Cano declined to address the suspension when asked on Tuesday, saying that he already had discussed it during the season and wanted to focus on the positive. Van Wagenen knows the details of the episode but would not specifically address it beyond saying that Cano was suspended for a diuretic and not a performance-enhancing drug.

Cano was indeed caught using furosemide, a diuretic he said last season was given by a doctor for a medical condition, but it is sometimes used to hide the presence of other banned substances. Under baseball’s drug policy, a player who tests positive for a diuretic is suspended if he cannot prove that he used it for legitimate purposes or if league officials determine the intent was to use it as a masking agent.
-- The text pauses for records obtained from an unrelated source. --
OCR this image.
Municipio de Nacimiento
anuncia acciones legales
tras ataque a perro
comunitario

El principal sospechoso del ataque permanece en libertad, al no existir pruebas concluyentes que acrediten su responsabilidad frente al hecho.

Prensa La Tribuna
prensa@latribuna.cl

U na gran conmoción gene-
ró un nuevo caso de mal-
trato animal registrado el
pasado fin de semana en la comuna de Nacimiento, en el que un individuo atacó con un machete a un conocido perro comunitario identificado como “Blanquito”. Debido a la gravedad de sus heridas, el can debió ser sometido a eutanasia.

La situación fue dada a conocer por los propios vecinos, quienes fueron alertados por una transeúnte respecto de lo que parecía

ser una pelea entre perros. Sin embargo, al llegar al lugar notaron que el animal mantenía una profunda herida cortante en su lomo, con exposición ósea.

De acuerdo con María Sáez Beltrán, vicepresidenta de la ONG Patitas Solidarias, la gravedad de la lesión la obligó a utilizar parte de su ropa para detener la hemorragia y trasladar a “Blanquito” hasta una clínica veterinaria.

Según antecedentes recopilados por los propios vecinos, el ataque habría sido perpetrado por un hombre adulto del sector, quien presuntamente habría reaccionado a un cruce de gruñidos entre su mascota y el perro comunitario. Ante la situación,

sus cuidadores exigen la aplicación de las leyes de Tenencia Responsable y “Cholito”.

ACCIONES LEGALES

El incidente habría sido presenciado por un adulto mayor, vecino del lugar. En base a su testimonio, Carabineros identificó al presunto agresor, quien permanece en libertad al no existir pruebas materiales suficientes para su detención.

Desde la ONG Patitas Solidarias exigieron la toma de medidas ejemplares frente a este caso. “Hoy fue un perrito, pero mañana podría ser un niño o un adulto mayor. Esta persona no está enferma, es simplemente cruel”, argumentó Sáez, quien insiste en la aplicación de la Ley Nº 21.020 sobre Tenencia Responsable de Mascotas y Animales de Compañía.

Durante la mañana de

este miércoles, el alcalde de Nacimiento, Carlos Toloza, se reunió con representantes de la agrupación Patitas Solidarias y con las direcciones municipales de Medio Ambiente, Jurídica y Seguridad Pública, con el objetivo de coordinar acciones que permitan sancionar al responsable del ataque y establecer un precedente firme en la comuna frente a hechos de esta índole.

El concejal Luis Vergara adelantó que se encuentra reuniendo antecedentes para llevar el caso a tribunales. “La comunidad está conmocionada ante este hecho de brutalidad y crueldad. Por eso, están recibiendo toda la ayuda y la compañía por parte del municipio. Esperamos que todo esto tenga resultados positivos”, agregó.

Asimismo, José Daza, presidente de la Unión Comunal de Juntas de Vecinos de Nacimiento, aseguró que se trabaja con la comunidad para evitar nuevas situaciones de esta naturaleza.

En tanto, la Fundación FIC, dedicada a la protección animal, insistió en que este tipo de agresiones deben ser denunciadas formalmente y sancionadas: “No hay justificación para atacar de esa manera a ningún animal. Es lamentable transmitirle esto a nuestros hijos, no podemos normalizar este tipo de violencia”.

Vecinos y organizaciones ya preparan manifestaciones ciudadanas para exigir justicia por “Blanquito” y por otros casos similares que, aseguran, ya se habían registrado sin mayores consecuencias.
“If I had any concern about Robby’s physical state or performance ability going forward, I would not have made the deal,” Van Wagenen said.

Wilpon said he was “very comfortable” with the explanation Van Wagenen gave him regarding Cano’s suspension but declined to elaborate. “I could be proven wrong, but I don’t think he’s a drug cheat,” Wilpon said of Cano.

Regardless, Cano’s power and defense at second base, where he won Gold Gloves in 2010 and 2012, have declined some over the years, but he still hit .303 with an .845 on-base-slugging-percentage last season — production that could have helped the Mets’ streaky offense.

Cano said he felt younger than 36 and that he is capable of competing against younger players. He pointed to David Ortiz and his former Yankees teammates Mariano Rivera, Derek Jeter and Alex Rodriguez as examples of those who played at 40. (Not all were productive at that age and some played under a cloud of performance-enhancing drug usage.)

“You’re not going to be the same guy when you get to 40 as 25,” Cano said. “Your body is so different. But I will say this: If you work hard and always prepare yourself, like other guys did in the past, you’ll be able to play at that level.”

Cano, an eight-time All-Star, said it was easier to waive his no-trade clause knowing he would be reunited with Van Wagenen, but he also cited his love for New York, the passion for baseball here and the chance to compete for a title again.

“He has a vision on his legacy,” Van Wagenen said. “He has a mission in mind that he wants to define his career the next five years as much as he has over the course of the last 10.”

Although relief pitchers can be volatile from year to year, the Mets believe Diaz’s age, four years of control and cost relative to older free agent relief pitchers outweighs any decline in Cano’s performance.

“When you start as high as Robby Cano did, that decline is pretty valuable and as good as anything we have in the organization,” Van Wagenen said.

The Mets believe their window to win is for the next few seasons, while pitchers Jacob deGrom and Noah Syndergaard, who is unlikely to be traded, and outfielders Brandon Nimmo and Michael Conforto are all in the same uniform.

Van Wagenen called Diaz the best closer in baseball. Diaz, whose fastball reaches 100 miles per hour, showed promise before a breakout 2018, which he attributed to an improved competitive mentality. He had a major league-high 57 saves while posting a 1.96 E.R.A., striking out 124 over 73⅓ innings, and earning his first All-Star nod.

Diaz said a bone spur, which was discovered in his throwing arm when he was drafted in 2012, has never been an issue. He said he was impressed the Mets gave up three prospects to acquire Cano and him.

“We came here to win and try to reach the World Series and get a ring,” he said.